Python scripts for analyzing tweets collected using TwitterGoggles. The emphasis is on language and language use trends.
You need to add a new column to the tweets
table in your
MySQL database and set its values.
ALTER TABLE `tweets` ADD `day` DATE AFTER `created_at`;
UPDATE `tweets` SET `day` = DATE(`created_at`);
Note: you can use created_at
if you don't have much data, but getting day
is much faster for >1M rows.
OPTIONAL: Set your ANALYZE_TWEETS_LOG_FILE
environment variable. Default is 'analyze_tweets.log'.
The scripts are separated into two files that accomplish setup tasks (e.g.,
get data from the server) and analysis tasks (e.g., calculated word
frequencies). tweets_setup.py
produces JSON files that
tweets_analysis.py
then uses for the analysis. This is designed to speed
up getting data since MySQL is a bottleneck.
Set your variables in the config file (copy settings_example.cfg to settings.cfg).
python tweets_setup.py
python tweets_analysis.py
tweets_setup.py
produces 2 JSON files:
- tweets.json
- tweets_by_day.json
The names of these files depend on the name of the MySQL table from which you grab data.
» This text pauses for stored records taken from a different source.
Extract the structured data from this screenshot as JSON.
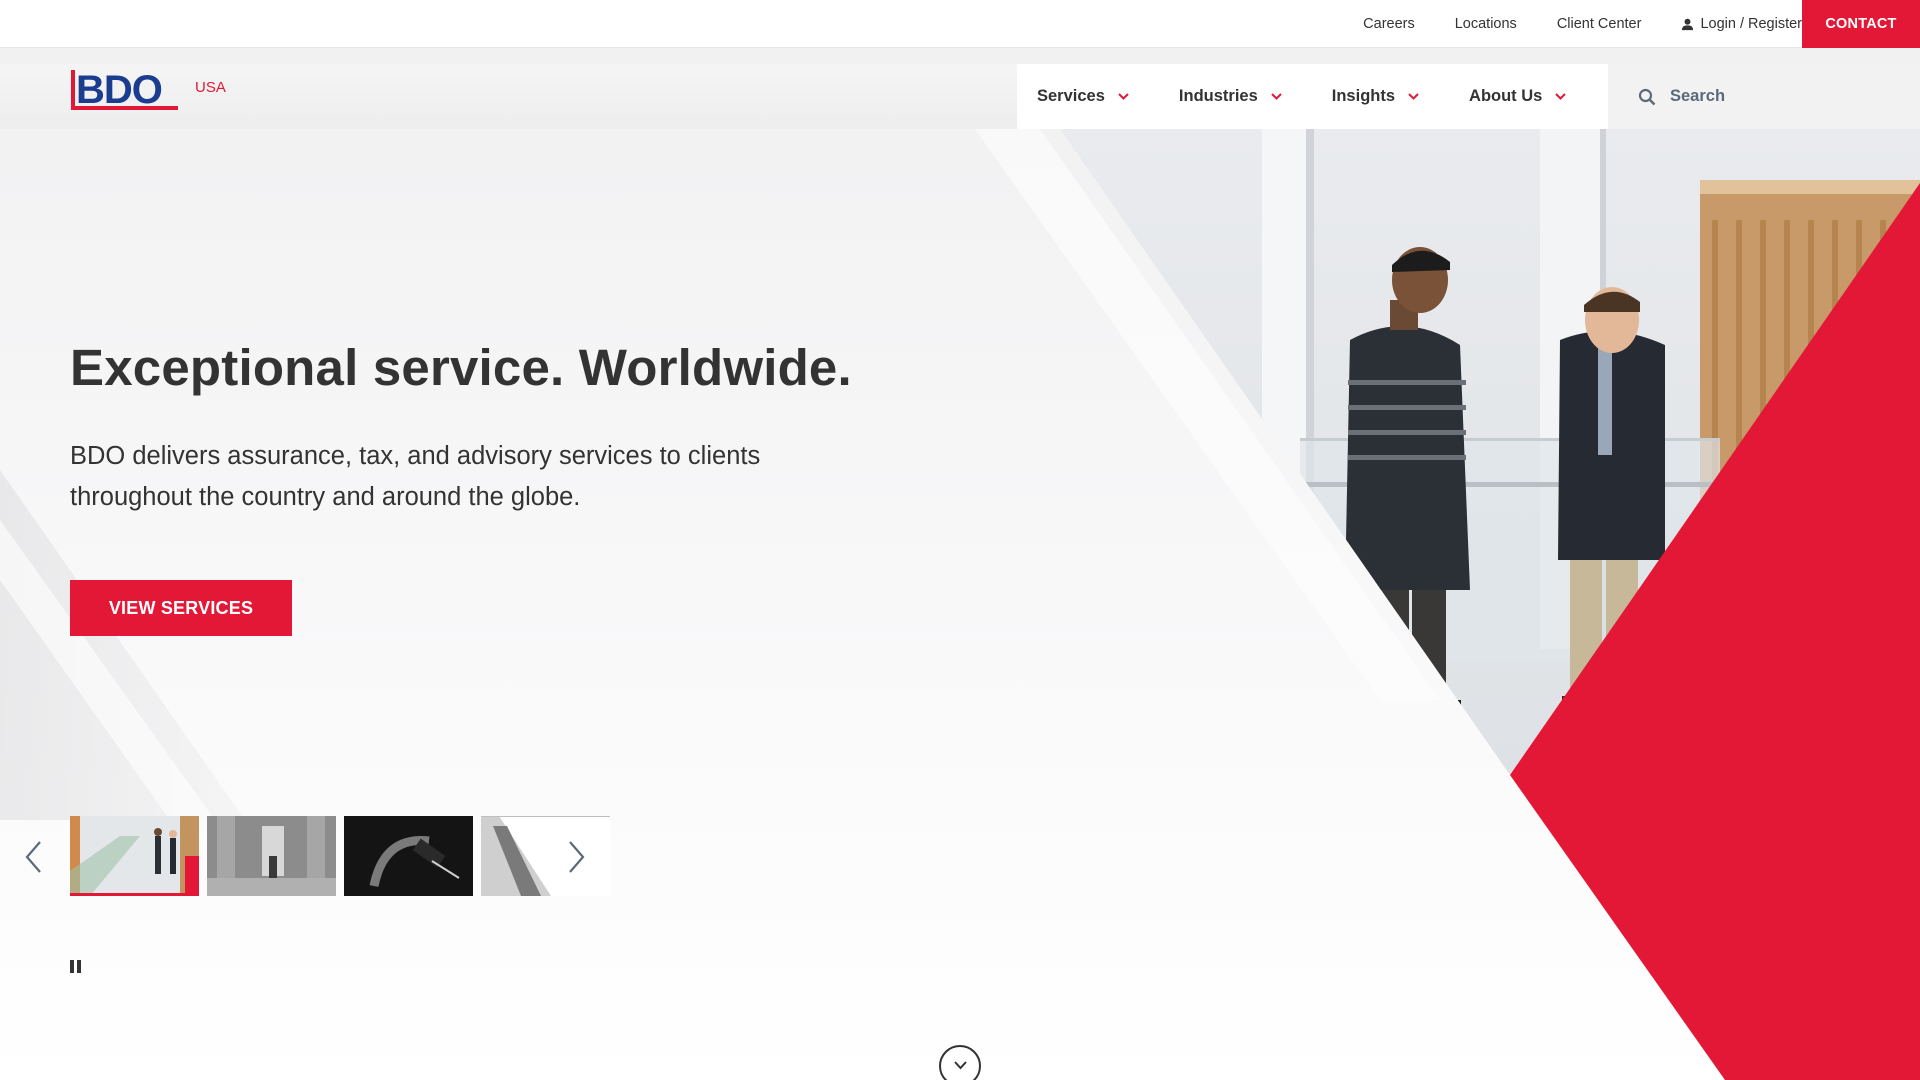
{
  "utility": {
    "links": [
      "Careers",
      "Locations",
      "Client Center"
    ],
    "login_label": "Login / Register",
    "contact_label": "CONTACT"
  },
  "header": {
    "logo_text": "BDO",
    "country": "USA",
    "nav": [
      "Services",
      "Industries",
      "Insights",
      "About Us"
    ],
    "search_placeholder": "Search"
  },
  "hero": {
    "title": "Exceptional service. Worldwide.",
    "subtitle": "BDO delivers assurance, tax, and advisory services to clients throughout the country and around the globe.",
    "cta_label": "VIEW SERVICES",
    "carousel_slide_count": 4,
    "active_slide": 1
  },
  "colors": {
    "brand_red": "#e31837",
    "brand_blue": "#1a3d8f",
    "text": "#333333"
  },
  "icons": [
    "user-icon",
    "chevron-down-icon",
    "search-icon",
    "chevron-left-icon",
    "chevron-right-icon",
    "pause-icon",
    "scroll-down-icon"
  ]
}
Examples of the JSON files are in /examples.
tweets_analysis.py
produces 3 TXT files and 2 PNG files:
- lexical_diversity.txt - a table of lexical diversity scores by day
- word_count.txt - counts of words and unique words
- word_freq.txt - a comma-delimited file with words and frequencies
Using a database with ~3.2M tweets, setup took a few hours to run (I'll get detailed timing soon.) Analysis took roughly 2 hours.